If you go to Buenos Aires, you see everybody from little kids up to the elderly dancing several times a week. It’s not just a way of getting exercise; it’s also part of their spiritual development. We’ve had periods when dancing in religious circles was forbidden or limited. If we have an opportunity to bring the mind and body together, to have social interactions that are expressive beyond the verbal realm, tapping into the animal nature, we gain another level of experience and a new perspective.
Tabitha D’umo

commercial choreographer
Television shows like
So You Think You Can Dance
and Dancing with the Stars are bringing dance to the forefront, instead of just backing up a singer in a music video or stage show. The public seems to be responding to it.

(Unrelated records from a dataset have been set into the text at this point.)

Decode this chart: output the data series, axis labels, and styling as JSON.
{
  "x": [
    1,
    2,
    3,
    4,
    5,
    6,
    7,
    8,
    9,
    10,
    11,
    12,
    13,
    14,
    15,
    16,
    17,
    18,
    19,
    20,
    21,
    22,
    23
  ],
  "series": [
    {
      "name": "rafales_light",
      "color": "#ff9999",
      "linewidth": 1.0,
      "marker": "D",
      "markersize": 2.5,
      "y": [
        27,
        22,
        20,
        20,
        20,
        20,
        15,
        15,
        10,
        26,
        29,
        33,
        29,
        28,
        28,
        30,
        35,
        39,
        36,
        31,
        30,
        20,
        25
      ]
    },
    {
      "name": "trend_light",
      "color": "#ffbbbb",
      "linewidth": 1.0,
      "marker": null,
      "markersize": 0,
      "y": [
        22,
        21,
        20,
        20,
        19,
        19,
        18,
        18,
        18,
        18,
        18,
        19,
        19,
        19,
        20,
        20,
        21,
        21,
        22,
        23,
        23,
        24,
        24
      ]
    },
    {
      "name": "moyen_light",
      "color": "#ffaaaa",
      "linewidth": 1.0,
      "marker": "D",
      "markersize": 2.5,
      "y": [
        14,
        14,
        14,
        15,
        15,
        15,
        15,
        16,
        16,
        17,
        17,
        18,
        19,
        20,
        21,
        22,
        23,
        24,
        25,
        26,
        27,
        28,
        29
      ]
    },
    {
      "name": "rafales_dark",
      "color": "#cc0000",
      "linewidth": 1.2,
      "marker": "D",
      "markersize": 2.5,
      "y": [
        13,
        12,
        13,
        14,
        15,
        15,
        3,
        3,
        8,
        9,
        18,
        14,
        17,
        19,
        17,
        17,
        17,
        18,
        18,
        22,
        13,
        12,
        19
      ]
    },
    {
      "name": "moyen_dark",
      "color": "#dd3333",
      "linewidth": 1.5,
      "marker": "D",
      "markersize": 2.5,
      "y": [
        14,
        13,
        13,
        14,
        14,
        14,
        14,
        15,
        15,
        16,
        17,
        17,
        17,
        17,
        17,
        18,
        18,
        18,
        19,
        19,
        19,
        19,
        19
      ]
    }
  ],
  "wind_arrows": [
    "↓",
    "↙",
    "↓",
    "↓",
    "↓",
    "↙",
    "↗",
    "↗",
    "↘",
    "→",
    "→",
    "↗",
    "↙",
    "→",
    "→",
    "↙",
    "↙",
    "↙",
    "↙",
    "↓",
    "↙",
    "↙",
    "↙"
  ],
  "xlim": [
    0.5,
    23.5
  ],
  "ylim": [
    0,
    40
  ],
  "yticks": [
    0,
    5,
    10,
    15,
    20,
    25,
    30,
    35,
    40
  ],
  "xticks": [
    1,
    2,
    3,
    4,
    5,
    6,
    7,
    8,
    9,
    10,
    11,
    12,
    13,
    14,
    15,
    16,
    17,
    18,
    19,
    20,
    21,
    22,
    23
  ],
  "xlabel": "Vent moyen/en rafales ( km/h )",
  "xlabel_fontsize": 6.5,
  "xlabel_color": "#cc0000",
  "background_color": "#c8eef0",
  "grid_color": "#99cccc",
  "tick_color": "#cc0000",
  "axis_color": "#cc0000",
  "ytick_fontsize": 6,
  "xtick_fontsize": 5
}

I would love to see a shift toward incorporating more current, popular movement on Broadway. It would have to be clever enough so that it can appeal to the masses. If it’s camouflaged and presented in a way that’s universal—you don’t have to market it as a hip hop production because movement is movement—then I think everybody would love it.
Brenda Way

artistic director, ODC Dance
My fantasy is that unbelief will become the religion of the time, and that people will turn to the arts as the source of inspiration and moral consciousness, that performing arts will stand in for church, and that everyone will participate as well as spectate.
What I’m seeing now is the isolation of the computer era. We’re developing community around performative events that we’ve lost in other ways. Who knew that the radical thing at the turn of the century would be performing in public, that the amazing new thing is bringing people together again? The public conversation, which used to be among intellectuals and newspaper writers (who are no longer on the job), is moving to YouTube and MySpace. It means that performing artists are going to find a way into the public conversation again.